Эксперты американской компании Unveillance, специализирующейся на SaaS-защите от утечек данных, с тревогой наблюдают безудержный рост одного из ботнетов, сформированных на основе Palevo. По их оценке, его размеры уже побили рекорд печально известного ботнета Mariposa.

Как оказалось, ареал обитания Metulji (словенск. «бабочка») охватывает 172 страны мира, включая США, Россию, Бразилию, Китай, Великобританию, Индию и Иран. В число его жертв входят как бизнес-структуры, так и индивидуальные пользователи. Данный ботнет используется, в основном, для кражи финансовой информации и других персональных данных. Он был создан с помощью того же комплекта инструментов, который использовали операторы Mariposa (исп. «бабочка»), арестованные в прошлом году в Испании.

В настоящее время специалисты Unveillance, среди которых много тех, кто участвовал в разоблачении испанской «бабочки», вместе с экспертами Panda Security занимаются подсчетом резидентных ботов Metulji и изучением обновленного кода Palevo. Как удалось установить, новая версия червя-полиморфика присутствует в Сети как минимум с 2007 года. Он стал более могучим и научился лучше скрываться от обнаружения. На настоящий момент исследователи обнаружили несколько тысяч уникальных вариантов Palevo, ассоциированных с новым ботнетом.

По счастью, обновленный тулкит для построения ботнета работает по той же модели учета лицензионных копий, которая в свое время помогла выявить операторов Mariposa и арестовать его авторов. Сработала она и на этот раз. В начале июня в сербской Боснии были задержаны некие Алёша Боркович (Aljoša Borković) и Дарко Малинич (Darko Malinić). Их арест был осуществлен в рамках международного расследования, которое под кодовым наименованием «Operation Hive» (операция «Пчелиный рой») проводят ФБР, Интерпол, министерство внутренних дел Сербии и полиция Словении.

Молодые люди попали под подозрение как создатели и операторы Metulji, тем более что Боркович использовал свое настоящее имя и личный email при регистрации доменов, задействованных в управлении ботнетом. Несмотря на то, что его выдающиеся «успехи» в программировании известны даже ФБР и юнца уже арестовывали за киберпрегрешения, он легкомысленно сорил деньгами, украденными с помощью Palevo, обзавелся шикарным жильем и приобрел два дорогих авто.

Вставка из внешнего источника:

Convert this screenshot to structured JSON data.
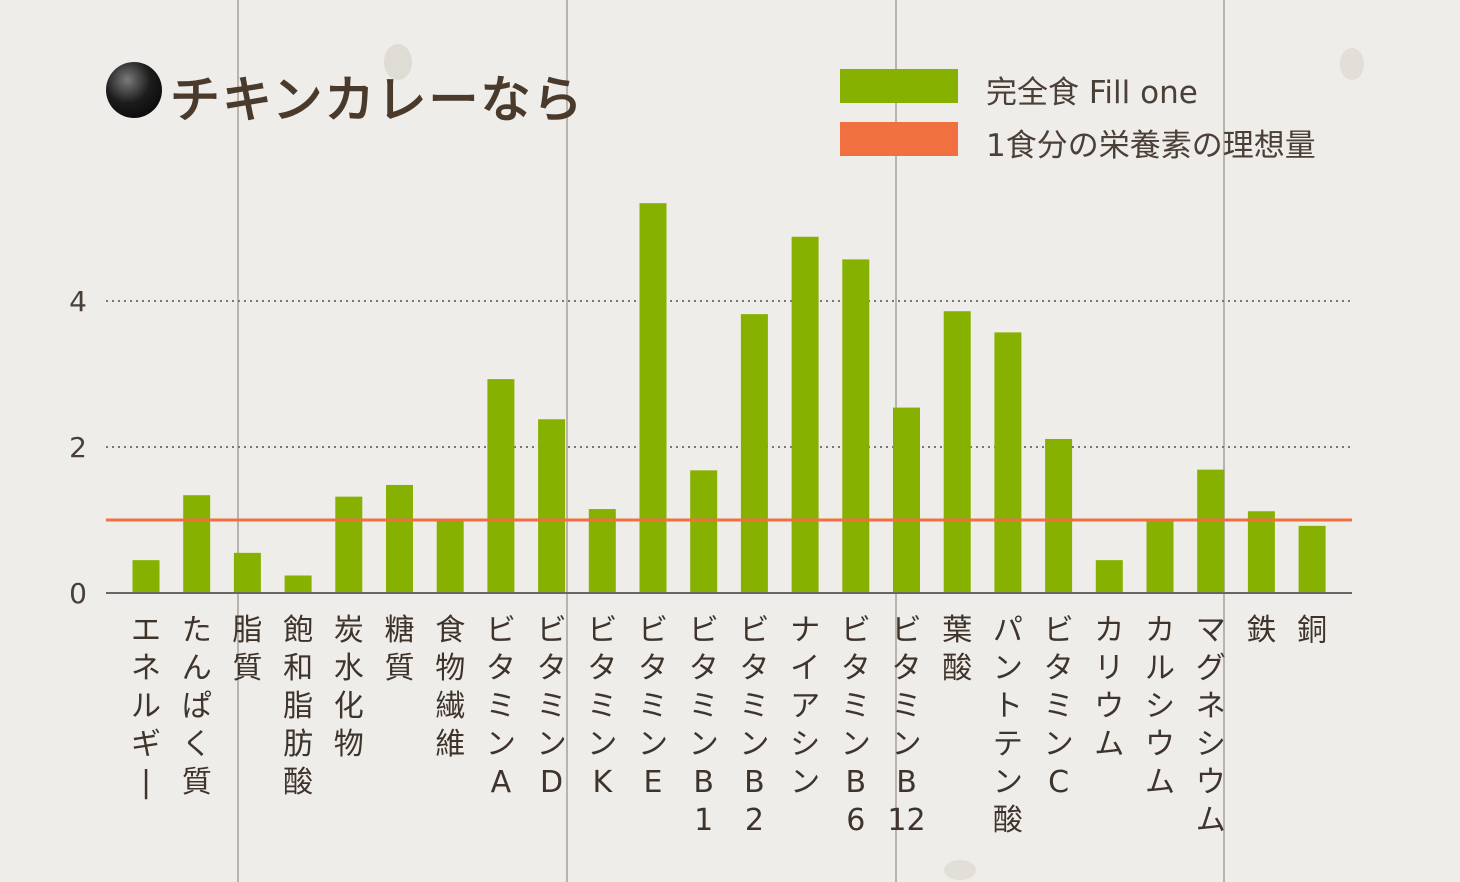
{
  "title": "●チキンカレーなら",
  "legend": {
    "items": [
      {
        "label": "完全食 Fill one",
        "color": "#86b100"
      },
      {
        "label": "1食分の栄養素の理想量",
        "color": "#f0703f"
      }
    ]
  },
  "chart_data": {
    "type": "bar",
    "title": "チキンカレーなら",
    "xlabel": "",
    "ylabel": "",
    "ylim": [
      0,
      5.45
    ],
    "yticks": [
      "0",
      "2",
      "4"
    ],
    "grid": "dotted horizontal at 2 and 4",
    "legend_placement": "top-right",
    "reference_line": {
      "name": "1食分の栄養素の理想量",
      "value": 1.0,
      "color": "#f0703f"
    },
    "categories": [
      "エネルギー",
      "たんぱく質",
      "脂質",
      "飽和脂肪酸",
      "炭水化物",
      "糖質",
      "食物繊維",
      "ビタミンA",
      "ビタミンD",
      "ビタミンK",
      "ビタミンE",
      "ビタミンB1",
      "ビタミンB2",
      "ナイアシン",
      "ビタミンB6",
      "ビタミンB12",
      "葉酸",
      "パントテン酸",
      "ビタミンC",
      "カリウム",
      "カルシウム",
      "マグネシウム",
      "鉄",
      "銅"
    ],
    "series": [
      {
        "name": "完全食 Fill one",
        "color": "#86b100",
        "values": [
          0.45,
          1.34,
          0.55,
          0.24,
          1.32,
          1.48,
          1.0,
          2.93,
          2.38,
          1.15,
          5.34,
          1.68,
          3.82,
          4.88,
          4.57,
          2.54,
          3.86,
          3.57,
          2.11,
          0.45,
          1.02,
          1.69,
          1.12,
          0.92
        ]
      }
    ]
  }
}
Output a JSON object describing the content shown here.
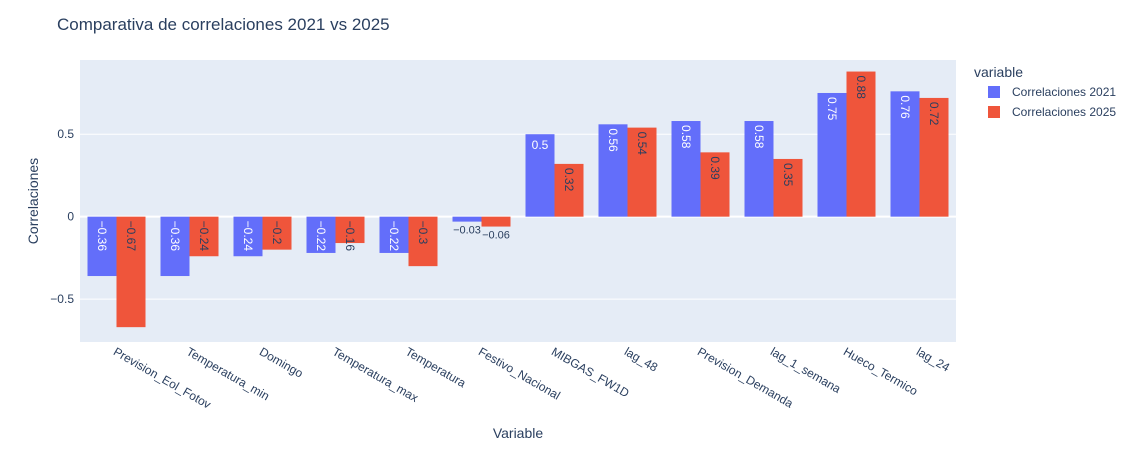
{
  "chart_data": {
    "type": "bar",
    "title": "Comparativa de correlaciones 2021 vs 2025",
    "xlabel": "Variable",
    "ylabel": "Correlaciones",
    "ylim": [
      -0.76,
      0.95
    ],
    "yticks": [
      -0.5,
      0,
      0.5
    ],
    "ytick_labels": [
      "−0.5",
      "0",
      "0.5"
    ],
    "grid": true,
    "legend": {
      "title": "variable",
      "placement": "right"
    },
    "categories": [
      "Prevision_Eol_Fotov",
      "Temperatura_min",
      "Domingo",
      "Temperatura_max",
      "Temperatura",
      "Festivo_Nacional",
      "MIBGAS_FW1D",
      "lag_48",
      "Prevision_Demanda",
      "lag_1_semana",
      "Hueco_Termico",
      "lag_24"
    ],
    "series": [
      {
        "name": "Correlaciones 2021",
        "color": "#636efa",
        "values": [
          -0.36,
          -0.36,
          -0.24,
          -0.22,
          -0.22,
          -0.03,
          0.5,
          0.56,
          0.58,
          0.58,
          0.75,
          0.76
        ],
        "labels": [
          "−0.36",
          "−0.36",
          "−0.24",
          "−0.22",
          "−0.22",
          "−0.03",
          "0.5",
          "0.56",
          "0.58",
          "0.58",
          "0.75",
          "0.76"
        ]
      },
      {
        "name": "Correlaciones 2025",
        "color": "#ef553b",
        "values": [
          -0.67,
          -0.24,
          -0.2,
          -0.16,
          -0.3,
          -0.06,
          0.32,
          0.54,
          0.39,
          0.35,
          0.88,
          0.72
        ],
        "labels": [
          "−0.67",
          "−0.24",
          "−0.2",
          "−0.16",
          "−0.3",
          "−0.06",
          "0.32",
          "0.54",
          "0.39",
          "0.35",
          "0.88",
          "0.72"
        ]
      }
    ]
  },
  "colors": {
    "plot_bg": "#e5ecf6",
    "text": "#2a3f5f",
    "grid": "#ffffff"
  }
}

При обыске у братьев-славян изъяли компьютерное оборудование и незарегистрированное оружие. Несколько доменов, связанных с командной инфраструктурой Metulji, удалось заблокировать, но другие пока активны и продолжают участвовать в сборе пользовательской информации. По словам экспертов, их нейтрализация ― тяжкий труд, так как все они зарегистрированы в Китае и России, а эти страны обычно глухи к запросам зарубежных коллег в аналогичных ситуациях. По данным Palevo Tracker, в настоящее время в интернете числится больше сотни активных C&C серверов, управляющих этим червем. В Рунете они сосредоточены в сетях «Вилайн Телеком» (AS39150), ОАО Вебальта (AS41947) и YabaMedia (AS49097).